After seeing the latest adaptation of The Great Gatsby, I left the theatre with a mix of emotions. I felt depressed as poor Gatsby lay dead in a red pool of regret and lost hope. I also felt happy and relieved that I didn’t hate Baz Luhrmann’s creation as I had initially predicted I would when I first heard they were making such a film. I imagined it would be impossible to make a movie accurately depicting the complex characters and emotions found in such an outstanding work of literature. For the most part, however, I found things to applaud throughout the film, with only one or two small Baz kills interrupting my state of joy.
I get that Luhrmann is attempting to achieve a modern take on the novel, and therefore features some of the most recent top-selling artists like Jay-Z, Beyonce, and Andre 3000 in the soundtrack. However, I am a more traditional fan and would have loved to see recreate a more accurate representation of the 1920s, with a full-on, traditional flapper feel and jazz music. That said, I do think the hip hop music blaring through Gatsby’s infamous parties works better than I had initially assumed it would. I also love Lana Del Rey’s song ‘Young and Beautiful’ which plays throughout Daisy and the Gatsby’s romantic affair. Not only did it fit like a puzzle piece into the scene with Gatsby’s English shirt collection, but the lyrics also rather subtly posed a great question: “Will you still love me when I’m no longer young and beautiful?” Although every viewer and reader of The Great Gatsby would love to think so, the question sparks a heated debate as to whether Gatsby is infatuated with Daisy’s wealth, youth, and beauty, or if he truly loves her on a much deeper level.
As far as characters go, I think that Leonardo DiCaprio plays an amazing Gatsby. I doubt anyone could have done it better. I also think Joel Edgerton plays the arrogant, cocky, misogynistic Tom Buchanan almost too well.
The film sticks fairly well to the plot of the novel. It leaves out only a few very small details, such as Gatsby’s father showing up for the funeral at the end. However, the film works perfectly fine without these details. The only change I am opposed to is making Nick seem crazy, retelling his story to a doctor throughout the film as he recovers from alcoholism. A pale, unshaven Nick shakily and cautiously begins to write his story, as he insists he doesn’t want to talk about it anymore. This addition seemed unnecessary and unfair to poor Nick.
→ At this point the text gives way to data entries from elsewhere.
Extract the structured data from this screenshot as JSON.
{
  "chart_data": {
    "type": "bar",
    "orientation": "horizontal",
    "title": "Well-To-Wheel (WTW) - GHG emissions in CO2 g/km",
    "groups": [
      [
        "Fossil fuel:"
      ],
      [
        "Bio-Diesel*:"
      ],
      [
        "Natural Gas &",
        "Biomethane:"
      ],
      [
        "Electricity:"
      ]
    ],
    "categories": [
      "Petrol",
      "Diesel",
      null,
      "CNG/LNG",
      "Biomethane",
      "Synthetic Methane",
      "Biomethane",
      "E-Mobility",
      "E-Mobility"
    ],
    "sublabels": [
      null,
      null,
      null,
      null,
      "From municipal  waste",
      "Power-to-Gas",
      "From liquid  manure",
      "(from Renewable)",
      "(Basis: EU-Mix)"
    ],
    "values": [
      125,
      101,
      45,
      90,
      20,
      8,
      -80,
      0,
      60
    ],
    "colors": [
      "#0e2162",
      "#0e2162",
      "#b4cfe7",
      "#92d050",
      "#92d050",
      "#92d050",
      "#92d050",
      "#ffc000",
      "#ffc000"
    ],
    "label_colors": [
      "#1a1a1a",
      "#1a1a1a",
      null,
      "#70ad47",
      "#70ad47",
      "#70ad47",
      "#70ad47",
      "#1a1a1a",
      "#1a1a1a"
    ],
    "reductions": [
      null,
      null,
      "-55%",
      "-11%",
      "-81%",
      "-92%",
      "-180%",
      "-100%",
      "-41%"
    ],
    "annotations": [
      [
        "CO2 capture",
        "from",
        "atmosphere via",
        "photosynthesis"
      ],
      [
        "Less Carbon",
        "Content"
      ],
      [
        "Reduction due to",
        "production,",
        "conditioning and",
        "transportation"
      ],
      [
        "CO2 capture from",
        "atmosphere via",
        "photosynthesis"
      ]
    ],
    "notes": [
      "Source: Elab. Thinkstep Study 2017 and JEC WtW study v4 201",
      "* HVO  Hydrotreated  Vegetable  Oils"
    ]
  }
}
After all, he is, according to himself, the only sane, levelheaded person in the story.
All in all, the film is much better than I expected. Yet, how could anyone presume that they could make a flawless film adaptation of F. Scott Fitzgerald’s masterpiece? Still, I raise my glass to Luhrmann for coming much closer than I think most ever could. Cheers to him — a very, very solid attempt, old sport.